Ainda me recordo de uma notícia publicada após as revelações de Edward Snowden sobre espionagem e vigilância globalizada, que descrevia como parte dos serviços secretos russos tinham regressado às velhas máquinas de escrever a fim de se protegerem de vulnerabilidades informáticas que permitem que tecnologia sofisticada tenha acesso indevido a aparelhos eletrónicos.

Na altura, achei muito curiosa a ideia de se regressar ao uso do papel para evitar fugas de informação. Hoje, volvida uma década sobre as revelações de Snowden, o seu impacto deu lugar a novos reforços e regulações na matéria. Mas serão estes suficientes?

Claramente não, face à revelação recente do projeto Pegasus, uma investigação jornalística com o apoio da Amnistia Internacional, que tem vindo a gerar uma nova vaga de indignação e preocupação que parece estar a passar ao lado da sociedade civil portuguesa. Mas esta é uma discussão que temos de fazer quando descobrimos (na verdade, confirmamos) que há empresas – mais concretamente o grupo israelita NSO – que estão a vender spyware para aceder aos nossos telemóveis a governos autocráticos ou democracias cada vez mais iliberais para fins ilícitos.

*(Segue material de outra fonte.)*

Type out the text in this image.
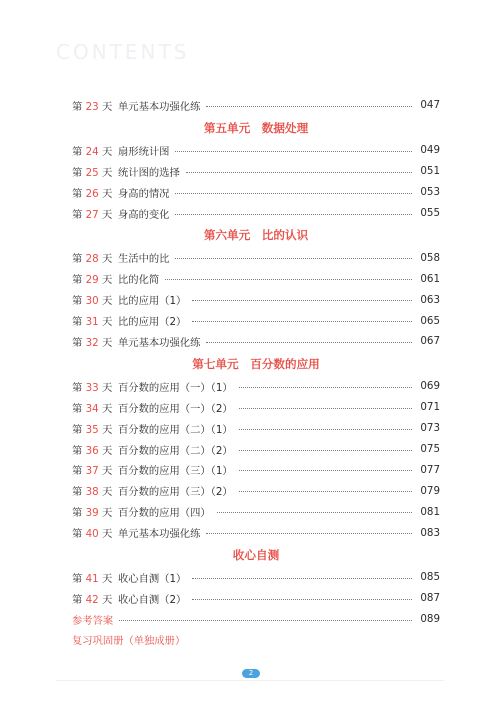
CONTENTS
第 23 天 单元基本功强化练	047
第五单元　数据处理
第 24 天 扇形统计图	049
第 25 天 统计图的选择	051
第 26 天 身高的情况	053
第 27 天 身高的变化	055
第六单元　比的认识
第 28 天 生活中的比	058
第 29 天 比的化简	061
第 30 天 比的应用（1）	063
第 31 天 比的应用（2）	065
第 32 天 单元基本功强化练	067
第七单元　百分数的应用
第 33 天 百分数的应用（一）（1）	069
第 34 天 百分数的应用（一）（2）	071
第 35 天 百分数的应用（二）（1）	073
第 36 天 百分数的应用（二）（2）	075
第 37 天 百分数的应用（三）（1）	077
第 38 天 百分数的应用（三）（2）	079
第 39 天 百分数的应用（四）	081
第 40 天 单元基本功强化练	083
收心自测
第 41 天 收心自测（1）	085
第 42 天 收心自测（2）	087
参考答案	089
复习巩固册（单独成册）
2
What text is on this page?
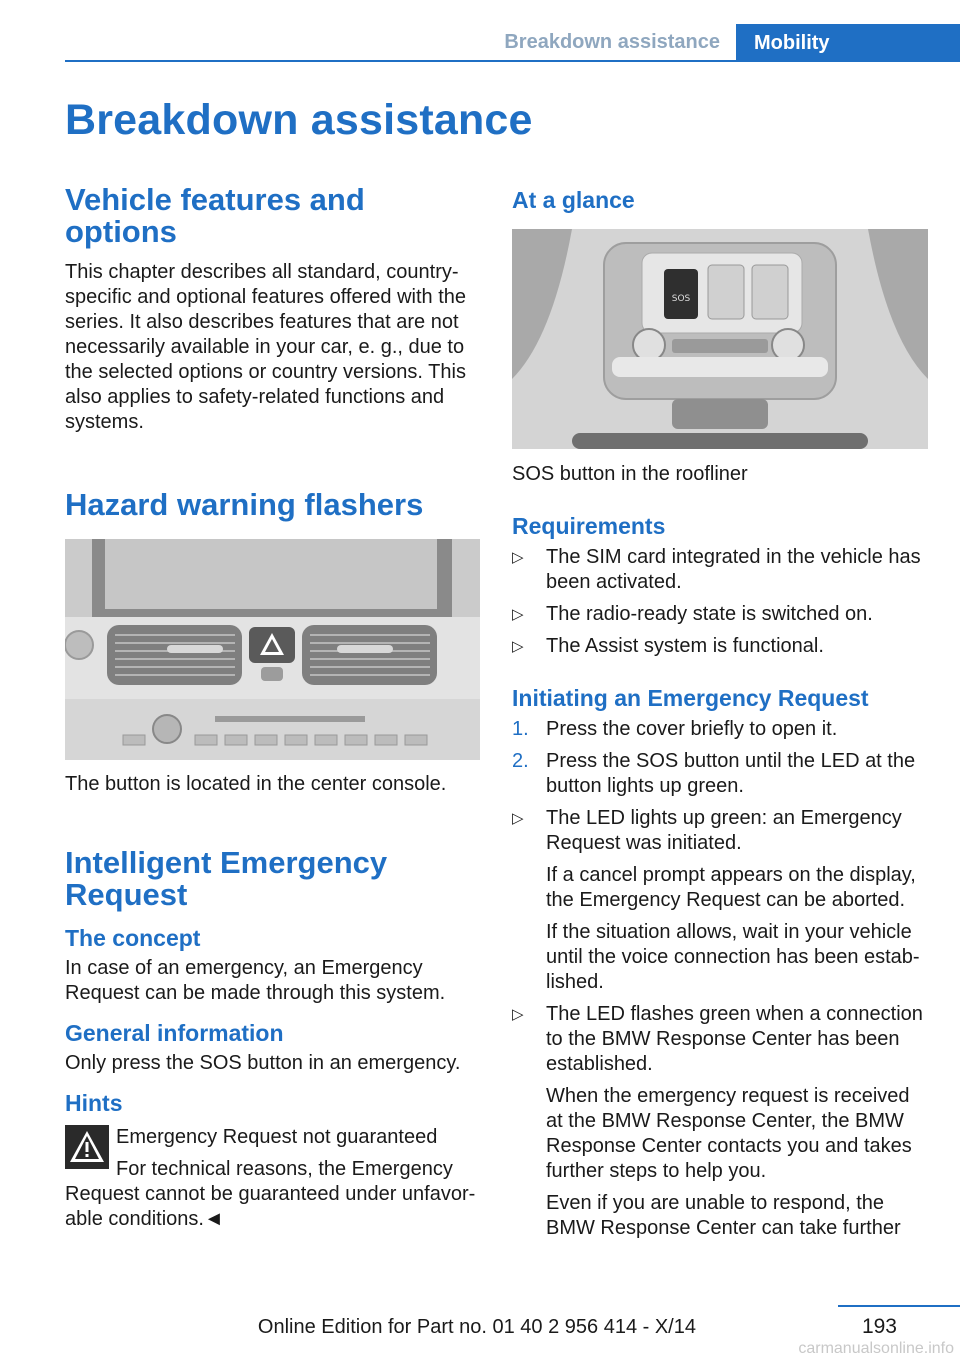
Breakdown assistance	Mobility
Breakdown assistance
Vehicle features and options

This chapter describes all standard, country-specific and optional features offered with the series. It also describes features that are not necessarily available in your car, e. g., due to the selected options or country versions. This also applies to safety-related functions and systems.

Hazard warning flashers

The button is located in the center console.

Intelligent Emergency Request
The concept

In case of an emergency, an Emergency Request can be made through this system.

General information

Only press the SOS button in an emergency.

Hints

Emergency Request not guaranteed

For technical reasons, the Emergency

Request cannot be guaranteed under unfavor-
able conditions.◄

At a glance
SOS

SOS button in the roofliner

Requirements
▷ The SIM card integrated in the vehicle has been activated.
▷ The radio-ready state is switched on.
▷ The Assist system is functional.
Initiating an Emergency Request
1. Press the cover briefly to open it.
2. Press the SOS button until the LED at the button lights up green.
▷ The LED lights up green: an Emergency Request was initiated.

If a cancel prompt appears on the display, the Emergency Request can be aborted.

If the situation allows, wait in your vehicle until the voice connection has been estab-
lished.

▷ The LED flashes green when a connection to the BMW Response Center has been established.

When the emergency request is received at the BMW Response Center, the BMW Response Center contacts you and takes further steps to help you.

Even if you are unable to respond, the BMW Response Center can take further

193
Online Edition for Part no. 01 40 2 956 414 - X/14
carmanualsonline.info
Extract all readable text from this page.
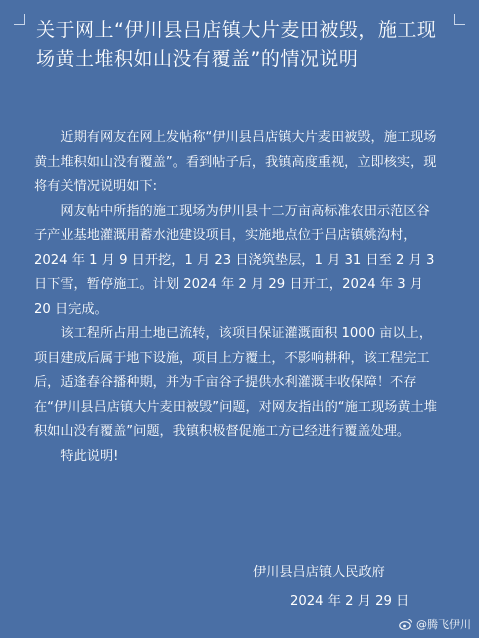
关于网上“伊川县吕店镇大片麦田被毁，施工现场黄土堆积如山没有覆盖”的情况说明

近期有网友在网上发帖称“伊川县吕店镇大片麦田被毁，施工现场黄土堆积如山没有覆盖”。看到帖子后，我镇高度重视，立即核实，现将有关情况说明如下:

网友帖中所指的施工现场为伊川县十二万亩高标准农田示范区谷子产业基地灌溉用蓄水池建设项目，实施地点位于吕店镇姚沟村，2024 年 1 月 9 日开挖，1 月 23 日浇筑垫层，1 月 31 日至 2 月 3 日下雪，暂停施工。计划 2024 年 2 月 29 日开工，2024 年 3 月 20 日完成。

该工程所占用土地已流转，该项目保证灌溉面积 1000 亩以上，项目建成后属于地下设施，项目上方覆土，不影响耕种，该工程完工后，适逢春谷播种期，并为千亩谷子提供水利灌溉丰收保障！不存在“伊川县吕店镇大片麦田被毁”问题，对网友指出的“施工现场黄土堆积如山没有覆盖”问题，我镇积极督促施工方已经进行覆盖处理。

特此说明!

伊川县吕店镇人民政府
2024 年 2 月 29 日
@腾飞伊川
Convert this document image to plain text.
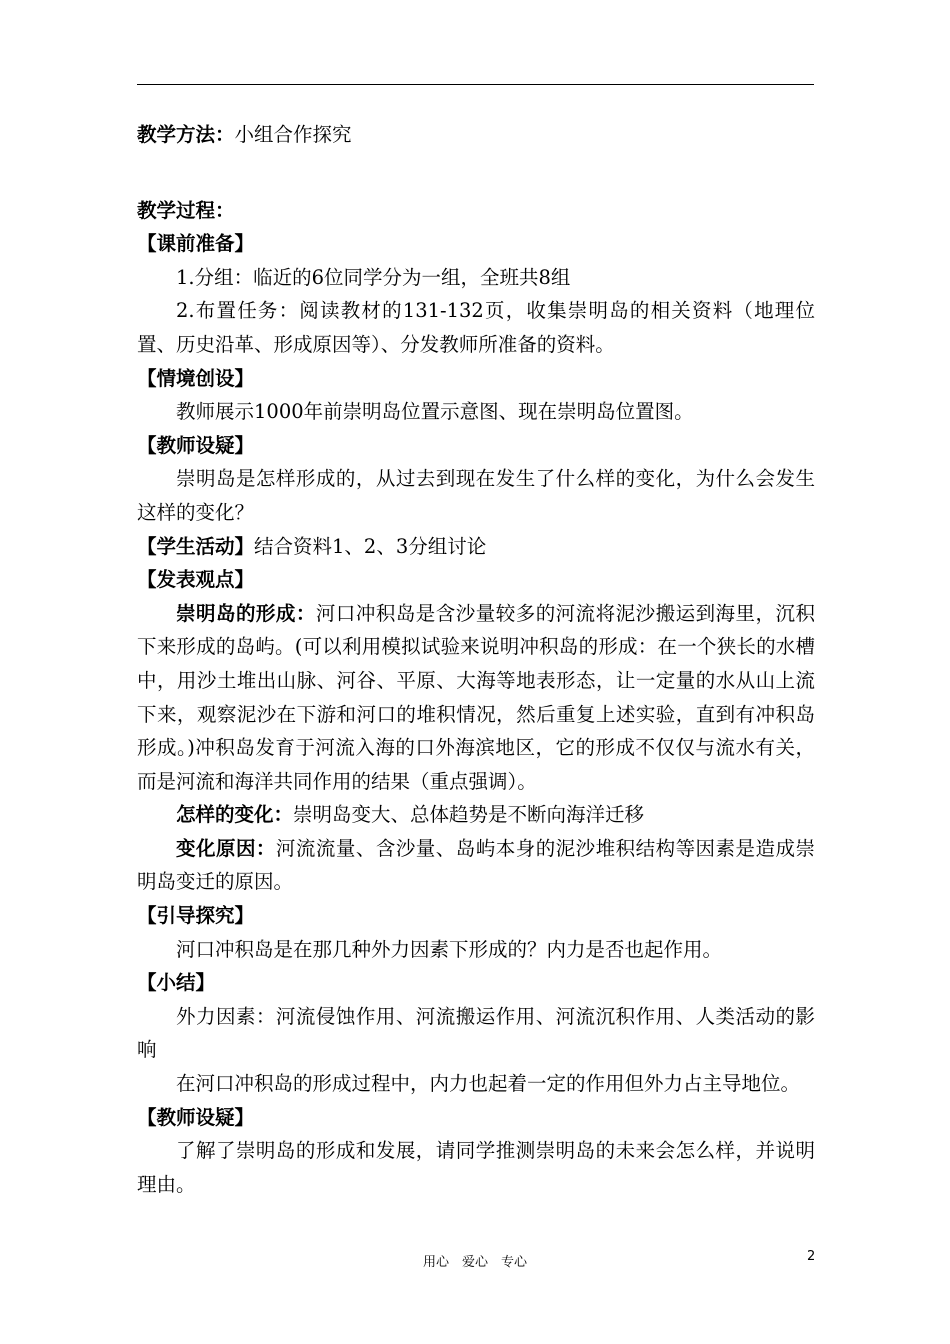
教学方法：小组合作探究
教学过程：
【课前准备】

1.分组：临近的6位同学分为一组，全班共8组

2.布置任务：阅读教材的131-132页，收集崇明岛的相关资料（地理位置、历史沿革、形成原因等）、分发教师所准备的资料。

【情境创设】

教师展示1000年前崇明岛位置示意图、现在崇明岛位置图。

【教师设疑】

崇明岛是怎样形成的，从过去到现在发生了什么样的变化，为什么会发生这样的变化？

【学生活动】结合资料1、2、3分组讨论
【发表观点】

崇明岛的形成：河口冲积岛是含沙量较多的河流将泥沙搬运到海里，沉积下来形成的岛屿。(可以利用模拟试验来说明冲积岛的形成：在一个狭长的水槽中，用沙土堆出山脉、河谷、平原、大海等地表形态，让一定量的水从山上流下来，观察泥沙在下游和河口的堆积情况，然后重复上述实验，直到有冲积岛形成。)冲积岛发育于河流入海的口外海滨地区，它的形成不仅仅与流水有关，而是河流和海洋共同作用的结果（重点强调）。

怎样的变化：崇明岛变大、总体趋势是不断向海洋迁移

变化原因：河流流量、含沙量、岛屿本身的泥沙堆积结构等因素是造成崇明岛变迁的原因。

【引导探究】

河口冲积岛是在那几种外力因素下形成的？内力是否也起作用。

【小结】

外力因素：河流侵蚀作用、河流搬运作用、河流沉积作用、人类活动的影响

在河口冲积岛的形成过程中，内力也起着一定的作用但外力占主导地位。

【教师设疑】

了解了崇明岛的形成和发展，请同学推测崇明岛的未来会怎么样，并说明理由。

用心　爱心　专心	2
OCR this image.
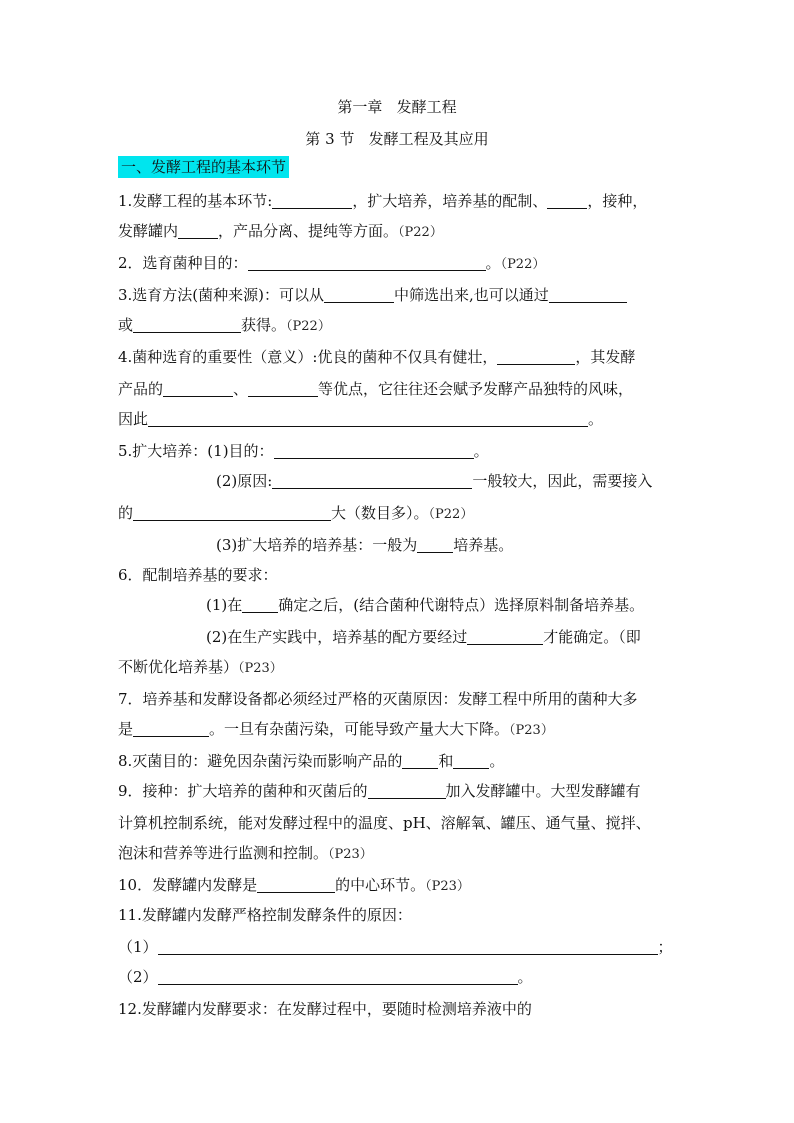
第一章   发酵工程
第 3 节   发酵工程及其应用
一、发酵工程的基本环节
1.发酵工程的基本环节:	，扩大培养，培养基的配制、	，接种，
发酵罐内	，产品分离、提纯等方面。（P22）
2．选育菌种目的：	。（P22）
3.选育方法(菌种来源)：可以从	中筛选出来,也可以通过
或	获得。（P22）
4.菌种选育的重要性（意义）:优良的菌种不仅具有健壮，	，其发酵
产品的	、	等优点，它往往还会赋予发酵产品独特的风味，
因此	。
5.扩大培养：(1)目的：	。
(2)原因:	一般较大，因此，需要接入
的	大（数目多）。（P22）
(3)扩大培养的培养基：一般为 培养基。
6．配制培养基的要求：
(1)在 确定之后，(结合菌种代谢特点）选择原料制备培养基。
(2)在生产实践中，培养基的配方要经过	才能确定。（即
不断优化培养基）（P23）
7．培养基和发酵设备都必须经过严格的灭菌原因：发酵工程中所用的菌种大多
是	。一旦有杂菌污染，可能导致产量大大下降。（P23）
8.灭菌目的：避免因杂菌污染而影响产品的 和 。
9．接种：扩大培养的菌种和灭菌后的	加入发酵罐中。大型发酵罐有
计算机控制系统，能对发酵过程中的温度、pH、溶解氧、罐压、通气量、搅拌、
泡沫和营养等进行监测和控制。（P23）
10．发酵罐内发酵是	的中心环节。（P23）
11.发酵罐内发酵严格控制发酵条件的原因：
（1）	；
（2）	。
12.发酵罐内发酵要求：在发酵过程中，要随时检测培养液中的
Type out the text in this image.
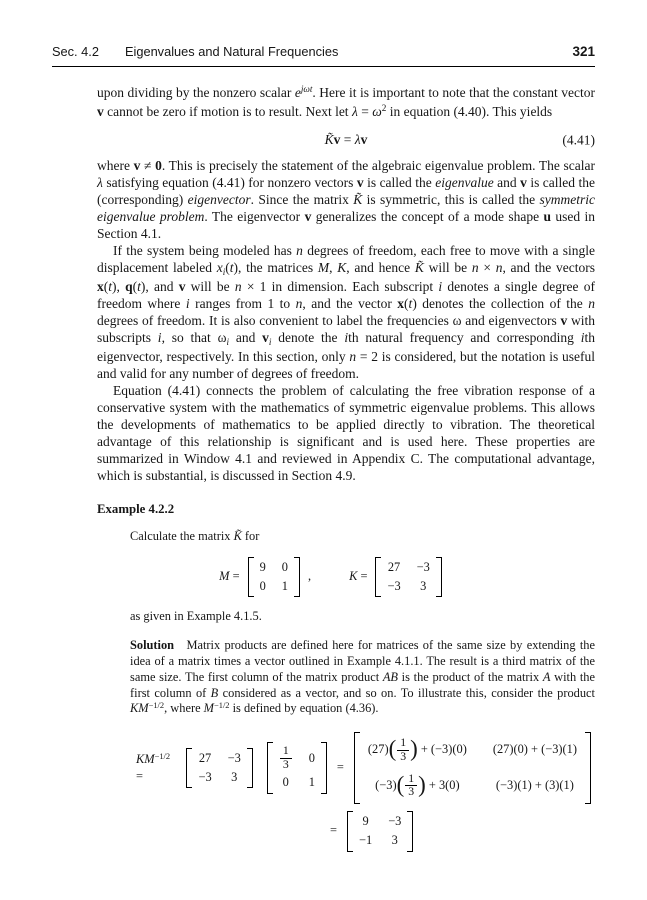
Sec. 4.2 Eigenvalues and Natural Frequencies	321

upon dividing by the nonzero scalar $e^{j\omega t}$. Here it is important to note that the constant vector v cannot be zero if motion is to result. Next let $\lambda = \omega^2$ in equation (4.40). This yields

K̃v = λv	(4.41)

where v ≠ 0. This is precisely the statement of the algebraic eigenvalue problem. The scalar λ satisfying equation (4.41) for nonzero vectors v is called the eigenvalue and v is called the (corresponding) eigenvector. Since the matrix K̃ is symmetric, this is called the symmetric eigenvalue problem. The eigenvector v generalizes the concept of a mode shape u used in Section 4.1.

If the system being modeled has n degrees of freedom, each free to move with a single displacement labeled $x_i(t)$, the matrices M, K, and hence K̃ will be n × n, and the vectors x(t), q(t), and v will be n × 1 in dimension. Each subscript i denotes a single degree of freedom where i ranges from 1 to n, and the vector x(t) denotes the collection of the n degrees of freedom. It is also convenient to label the frequencies ω and eigenvectors v with subscripts i, so that $\omega_i$ and $v_i$ denote the ith natural frequency and corresponding ith eigenvector, respectively. In this section, only n = 2 is considered, but the notation is useful and valid for any number of degrees of freedom.

Equation (4.41) connects the problem of calculating the free vibration response of a conservative system with the mathematics of symmetric eigenvalue problems. This allows the developments of mathematics to be applied directly to vibration. The theoretical advantage of this relationship is significant and is used here. These properties are summarized in Window 4.1 and reviewed in Appendix C. The computational advantage, which is substantial, is discussed in Section 4.9.

Example 4.2.2
Calculate the matrix K̃ for
M =
9 0
0 1
,	K =
27 −3
−3 3
as given in Example 4.1.5.

Solution Matrix products are defined here for matrices of the same size by extending the idea of a matrix times a vector outlined in Example 4.1.1. The result is a third matrix of the same size. The first column of the matrix product AB is the product of the matrix A with the first column of B considered as a vector, and so on. To illustrate this, consider the product $KM^{-1/2}$, where $M^{-1/2}$ is defined by equation (4.36).

$KM^{-1/2}$ =
27 −3
−3 3
$\frac{1}{3} 0$
0 1
=
$(27)( \frac{1}{3}$ ) + (−3)(0) (27)(0) + (−3)(1)
$(-3)( \frac{1}{3}$ ) + 3(0)	(−3)(1) + (3)(1)
=
9 −3
−1 3
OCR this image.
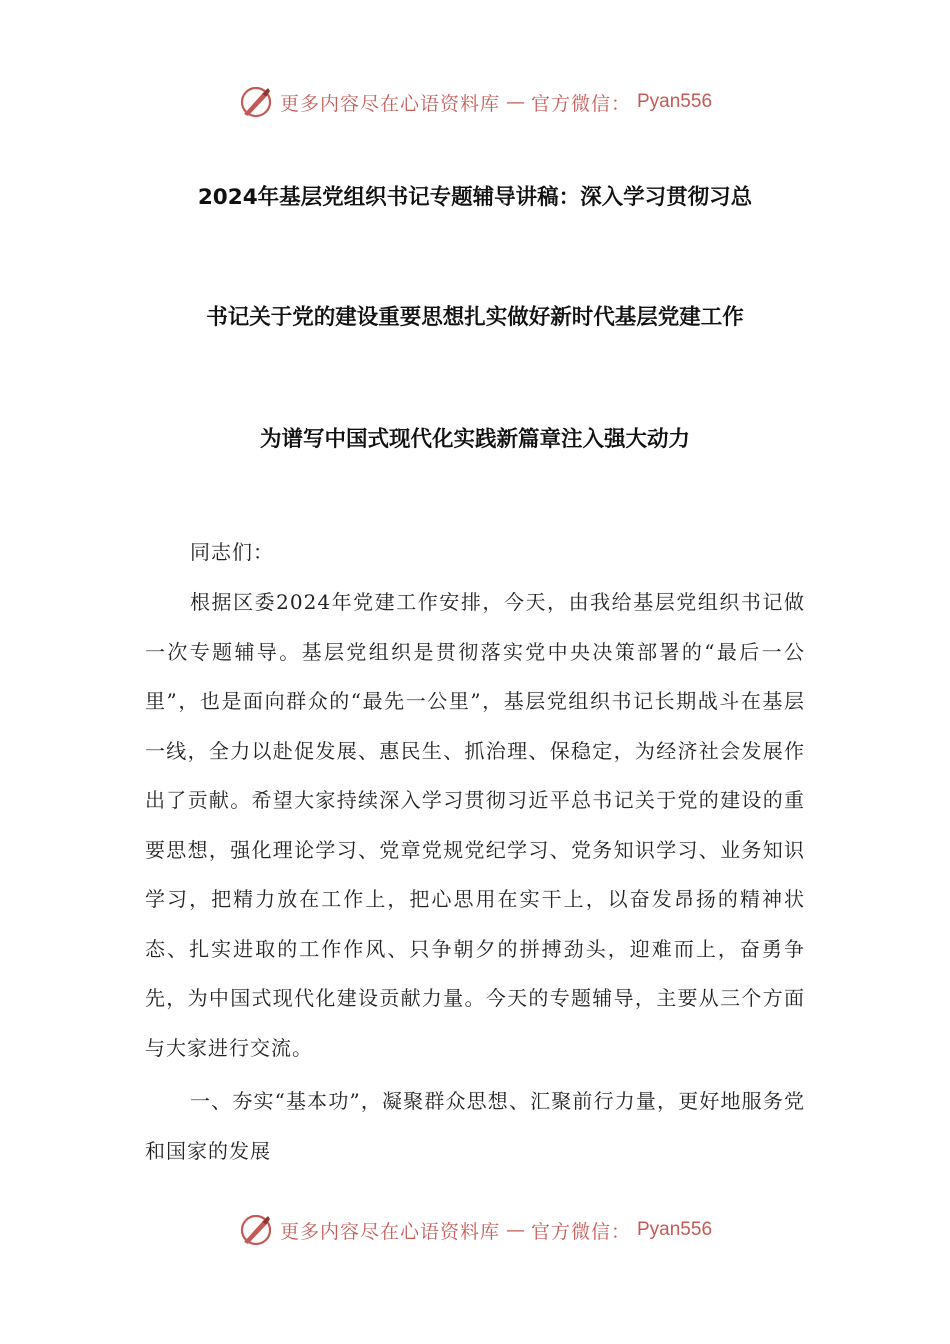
更多内容尽在心语资料库 — 官方微信： Pyan556
2024年基层党组织书记专题辅导讲稿：深入学习贯彻习总
书记关于党的建设重要思想扎实做好新时代基层党建工作
为谱写中国式现代化实践新篇章注入强大动力
同志们：
根据区委2024年党建工作安排，今天，由我给基层党组织书记做一次专题辅导。基层党组织是贯彻落实党中央决策部署的“最后一公里”，也是面向群众的“最先一公里”，基层党组织书记长期战斗在基层一线，全力以赴促发展、惠民生、抓治理、保稳定，为经济社会发展作出了贡献。希望大家持续深入学习贯彻习近平总书记关于党的建设的重要思想，强化理论学习、党章党规党纪学习、党务知识学习、业务知识学习，把精力放在工作上，把心思用在实干上，以奋发昂扬的精神状态、扎实进取的工作作风、只争朝夕的拼搏劲头，迎难而上，奋勇争先，为中国式现代化建设贡献力量。今天的专题辅导，主要从三个方面与大家进行交流。
一、夯实“基本功”，凝聚群众思想、汇聚前行力量，更好地服务党和国家的发展
更多内容尽在心语资料库 — 官方微信： Pyan556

Desde 2016 que existe uma lista de alvos que inclui primeiros-ministros, líderes da oposição, ativistas e jornalistas. Entre eles, figuram 189 jornalistas e 85 ativistas dos direitos humanos, assim como 600 políticos e 85 executivos. A sofisticação de Pegasus, um cavalo de Troia infiltrado nos nossos smartphones, onde conservamos grande parte dos nossos dados, permite a um atacante aceder sem restrições a mensagens, emails, microfones, câmara, chamadas e contactos no aparelho.

Entre os clientes da NSO contam-se países como a Índia, Hungria, Marrocos, Ruanda e Arábia Saudita, mas também cartéis de droga mexicanos que têm recorrido ativamente a este spyware, tal como terá sido comprovado o uso desta tecnologia contra a família de Jamal Khashoggi, assassinado em 2018 por oficiais sauditas ligados à casa Saud.

A dependência generalizada dos smartphones pela população permitiu a criação de uma indústria de vigilância que tem operado a coberto de fachadas legais, e sob o pretexto de se combaterem atividades criminosas e terrorismo têm sido cometidas múltiplas violações de direitos humanos. Desde Snowden, o problema não só não foi suficientemente regulado, como foi intensificado pelo setor privado.

Quanto mais normalizarmos estes comportamentos ou adotarmos uma atitude passiva, mais corremos o risco de ter estas empresas a vender a nossa privacidade a troco de lucro, indiferentes às consequências.

Facilmente consigo imaginar um futuro onde todos aqueles que se queiram dedicar a áreas como política, ativismo ou jornalismo terão de ponderar seriamente em abdicar do uso de determinadas tecnologias se quiserem desenvolver a sua atividade sem colocar a sua vida em risco.

Num mundo globalizado como este já ninguém está seguro. E por mais que goste da ideia de regressar ao papel e às velhas máquinas de escrever, a robustez da nossa democracia vai também depender da sua capacidade em blindar-se à infiltração de cavalos de Troia. Se queremos evitar o destino da cidade de Troia, esta é uma batalha que temos de vencer.